UNITED STATES of America, Plaintiff-Appellee, v. Bryant BUGGS, Defendant-Appellant.
    No. 04-60099.
    Conference Calendar.
    United States Court of Appeals, Fifth Circuit.
    Decided Dec. 16, 2004.
    William Chadwick Lamar, Assistant U.S. Attorney, U.S. Attorney’s Office Northern District of Mississippi, Oxford, MS, for Plaintiff-Appellee.
    Kenneth Harold Coghlan, Rayburn Law Firm, Oxford, MS, for Defendant-Appellant.
    Before KING, Chief Judge, and DeMOSS and CLEMENT, Circuit Judges.
   PER CURIAM:

Bryant Buggs pleaded guilty to distribution of cocaine hydrochloride. In sentencing Buggs, the district court increased his base offense level by two because the individuals distributing cocaine at Buggs’s direction carried handguns. The district court’s application of U.S.S.G. § 2Dl.l(b)(l) is a factual determination reviewed for clear error. United States v. Jacquinot, 258 F.3d 423, 430 (5th Cir.2001).

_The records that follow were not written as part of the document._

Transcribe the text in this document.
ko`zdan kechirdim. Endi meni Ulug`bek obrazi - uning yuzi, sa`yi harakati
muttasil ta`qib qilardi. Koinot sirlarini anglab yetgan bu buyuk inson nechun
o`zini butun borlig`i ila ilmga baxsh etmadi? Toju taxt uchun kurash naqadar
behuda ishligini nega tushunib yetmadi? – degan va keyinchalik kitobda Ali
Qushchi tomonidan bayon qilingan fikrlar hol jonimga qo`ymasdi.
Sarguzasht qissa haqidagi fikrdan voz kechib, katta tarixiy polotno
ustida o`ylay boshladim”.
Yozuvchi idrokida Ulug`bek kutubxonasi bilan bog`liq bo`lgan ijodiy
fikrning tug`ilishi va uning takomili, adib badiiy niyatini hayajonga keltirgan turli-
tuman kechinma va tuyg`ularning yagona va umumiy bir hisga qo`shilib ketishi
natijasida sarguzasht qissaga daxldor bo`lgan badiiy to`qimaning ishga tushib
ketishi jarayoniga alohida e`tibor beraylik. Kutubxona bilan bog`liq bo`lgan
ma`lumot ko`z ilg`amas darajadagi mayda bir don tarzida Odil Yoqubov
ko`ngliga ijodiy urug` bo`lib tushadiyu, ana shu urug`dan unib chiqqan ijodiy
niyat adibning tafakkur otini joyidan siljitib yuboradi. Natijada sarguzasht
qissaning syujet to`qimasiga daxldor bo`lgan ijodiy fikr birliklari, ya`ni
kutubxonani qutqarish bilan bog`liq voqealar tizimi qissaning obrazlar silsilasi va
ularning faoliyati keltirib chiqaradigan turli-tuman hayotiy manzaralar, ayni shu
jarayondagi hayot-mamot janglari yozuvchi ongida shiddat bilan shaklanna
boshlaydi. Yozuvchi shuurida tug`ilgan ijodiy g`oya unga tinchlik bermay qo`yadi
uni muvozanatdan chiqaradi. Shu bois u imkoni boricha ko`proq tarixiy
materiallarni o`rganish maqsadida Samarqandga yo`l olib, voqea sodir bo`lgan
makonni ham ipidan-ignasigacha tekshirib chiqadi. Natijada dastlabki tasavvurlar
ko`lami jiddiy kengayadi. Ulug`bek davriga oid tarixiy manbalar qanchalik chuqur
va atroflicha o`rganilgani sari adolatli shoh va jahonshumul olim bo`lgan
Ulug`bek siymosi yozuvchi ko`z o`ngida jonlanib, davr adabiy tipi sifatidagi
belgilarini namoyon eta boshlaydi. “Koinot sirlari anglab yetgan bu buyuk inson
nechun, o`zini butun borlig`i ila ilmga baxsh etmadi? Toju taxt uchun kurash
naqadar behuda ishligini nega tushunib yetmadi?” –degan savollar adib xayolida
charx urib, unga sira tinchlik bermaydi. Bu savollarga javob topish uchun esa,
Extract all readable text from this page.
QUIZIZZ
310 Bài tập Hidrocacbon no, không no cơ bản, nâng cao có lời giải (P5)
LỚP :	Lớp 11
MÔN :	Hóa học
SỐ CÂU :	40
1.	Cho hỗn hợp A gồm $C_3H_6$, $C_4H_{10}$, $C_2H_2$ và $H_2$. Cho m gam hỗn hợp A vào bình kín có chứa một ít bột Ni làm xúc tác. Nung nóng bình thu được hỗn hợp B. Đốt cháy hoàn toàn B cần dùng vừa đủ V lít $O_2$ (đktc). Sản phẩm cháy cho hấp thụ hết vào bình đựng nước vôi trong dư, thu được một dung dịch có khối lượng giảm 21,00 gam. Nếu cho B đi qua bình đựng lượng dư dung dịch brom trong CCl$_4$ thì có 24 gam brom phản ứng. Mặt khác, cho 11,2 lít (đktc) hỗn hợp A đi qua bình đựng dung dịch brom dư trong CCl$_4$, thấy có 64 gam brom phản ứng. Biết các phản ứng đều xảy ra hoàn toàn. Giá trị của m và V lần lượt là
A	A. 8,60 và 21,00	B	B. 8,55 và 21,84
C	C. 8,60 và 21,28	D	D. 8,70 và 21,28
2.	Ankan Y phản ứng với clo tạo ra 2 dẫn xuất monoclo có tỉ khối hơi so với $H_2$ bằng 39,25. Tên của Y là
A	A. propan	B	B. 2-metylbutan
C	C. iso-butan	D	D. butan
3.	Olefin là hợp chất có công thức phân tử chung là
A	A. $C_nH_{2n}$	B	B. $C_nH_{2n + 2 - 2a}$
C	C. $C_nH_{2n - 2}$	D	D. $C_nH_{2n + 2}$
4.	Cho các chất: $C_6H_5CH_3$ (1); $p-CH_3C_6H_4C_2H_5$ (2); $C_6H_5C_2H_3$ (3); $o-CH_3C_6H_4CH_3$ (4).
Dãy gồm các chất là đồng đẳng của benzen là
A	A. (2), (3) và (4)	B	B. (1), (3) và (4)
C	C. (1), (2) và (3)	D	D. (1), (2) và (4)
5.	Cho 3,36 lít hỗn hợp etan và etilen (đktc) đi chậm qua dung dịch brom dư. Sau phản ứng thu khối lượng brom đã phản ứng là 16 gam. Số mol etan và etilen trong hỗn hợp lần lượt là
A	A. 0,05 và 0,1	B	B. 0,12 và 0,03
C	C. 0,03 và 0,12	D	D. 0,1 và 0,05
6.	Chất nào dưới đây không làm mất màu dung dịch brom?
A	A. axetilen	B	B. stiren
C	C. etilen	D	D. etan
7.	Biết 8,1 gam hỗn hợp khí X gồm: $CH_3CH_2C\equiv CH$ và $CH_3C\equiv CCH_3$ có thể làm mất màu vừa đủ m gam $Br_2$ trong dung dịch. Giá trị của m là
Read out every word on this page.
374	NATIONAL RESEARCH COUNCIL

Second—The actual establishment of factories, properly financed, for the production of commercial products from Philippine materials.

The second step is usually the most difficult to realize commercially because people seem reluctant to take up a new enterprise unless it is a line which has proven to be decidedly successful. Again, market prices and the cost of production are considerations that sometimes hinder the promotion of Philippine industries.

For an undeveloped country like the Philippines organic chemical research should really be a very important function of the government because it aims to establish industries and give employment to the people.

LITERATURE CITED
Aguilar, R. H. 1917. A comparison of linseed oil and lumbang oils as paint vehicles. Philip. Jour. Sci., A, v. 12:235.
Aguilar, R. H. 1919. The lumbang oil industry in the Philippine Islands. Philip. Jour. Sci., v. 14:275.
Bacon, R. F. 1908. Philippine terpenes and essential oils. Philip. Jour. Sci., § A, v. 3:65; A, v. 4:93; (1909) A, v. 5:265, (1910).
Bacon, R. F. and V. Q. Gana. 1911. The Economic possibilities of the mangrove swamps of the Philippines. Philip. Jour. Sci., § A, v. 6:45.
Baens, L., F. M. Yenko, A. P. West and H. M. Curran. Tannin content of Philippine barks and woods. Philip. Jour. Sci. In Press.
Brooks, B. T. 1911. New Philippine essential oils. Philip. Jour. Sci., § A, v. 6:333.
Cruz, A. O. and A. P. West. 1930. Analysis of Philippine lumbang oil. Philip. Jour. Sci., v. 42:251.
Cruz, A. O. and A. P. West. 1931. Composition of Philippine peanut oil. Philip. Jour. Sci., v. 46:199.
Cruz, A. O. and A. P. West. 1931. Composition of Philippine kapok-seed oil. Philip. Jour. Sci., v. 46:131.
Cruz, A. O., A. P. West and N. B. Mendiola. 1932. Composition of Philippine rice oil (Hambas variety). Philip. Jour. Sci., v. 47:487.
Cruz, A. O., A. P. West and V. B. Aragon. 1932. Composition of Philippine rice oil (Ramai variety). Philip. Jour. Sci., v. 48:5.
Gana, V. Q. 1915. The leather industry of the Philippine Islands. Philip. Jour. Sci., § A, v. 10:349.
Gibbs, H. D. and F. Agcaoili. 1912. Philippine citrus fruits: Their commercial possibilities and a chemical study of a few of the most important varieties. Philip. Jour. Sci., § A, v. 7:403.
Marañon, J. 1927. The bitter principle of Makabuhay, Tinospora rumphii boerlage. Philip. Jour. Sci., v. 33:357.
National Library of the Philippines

Buggs asserts that the Government presented no evidence relating the possession of firearms to his drug trafficking. The presentence report (PSR) contained evidence linking Buggs to the possession of firearms in relation to drug trafficking. See United States v. Huerta, 182 F.3d 361, 364 (5th Cir.1999). The burden then shifted to Buggs to prove that it was clearly improbable that the weapons were connected with the offense. See United States v. Cooper, 274 F.3d 230, 245 (5th Cir.2001). Buggs offered no evidence in rebuttal. See Huerta, 182 F.3d at 364 (rebuttal evidence must show that the PSR is “materially untrue, inaccurate or unreliable”). The district court was not clearly erroneous in its factual finding and did not err in increasing Buggs’s offense level pursuant to U.S.S.G. § 2Dl.l(b)(l).

Buggs also contends that his sentence is illegal, under Blakely v. Washington, - U.S.-, 124 S.Ct. 2531, 159 L.Ed.2d 403 (2004), because the quantity of cocaine used to determine his sentence, his role in the offense, and his use of a firearm in relation to the drug trafficking were not determined by a jury or included in his plea. This issue is foreclosed by the court’s holding in United States v. Pineiro, 377 F.3d 464, 465-66 (5th Cir.2004), petition for cert. filed (U.S. July 14, 2004) (No. 04-5263).

AFFIRMED. 
      
       Pursuant to 5th Cir. R. 47.5, the court has determined that this opinion should not be published and is not precedent except under the limited circumstances set forth in 5th Cir. R. 47.5.4.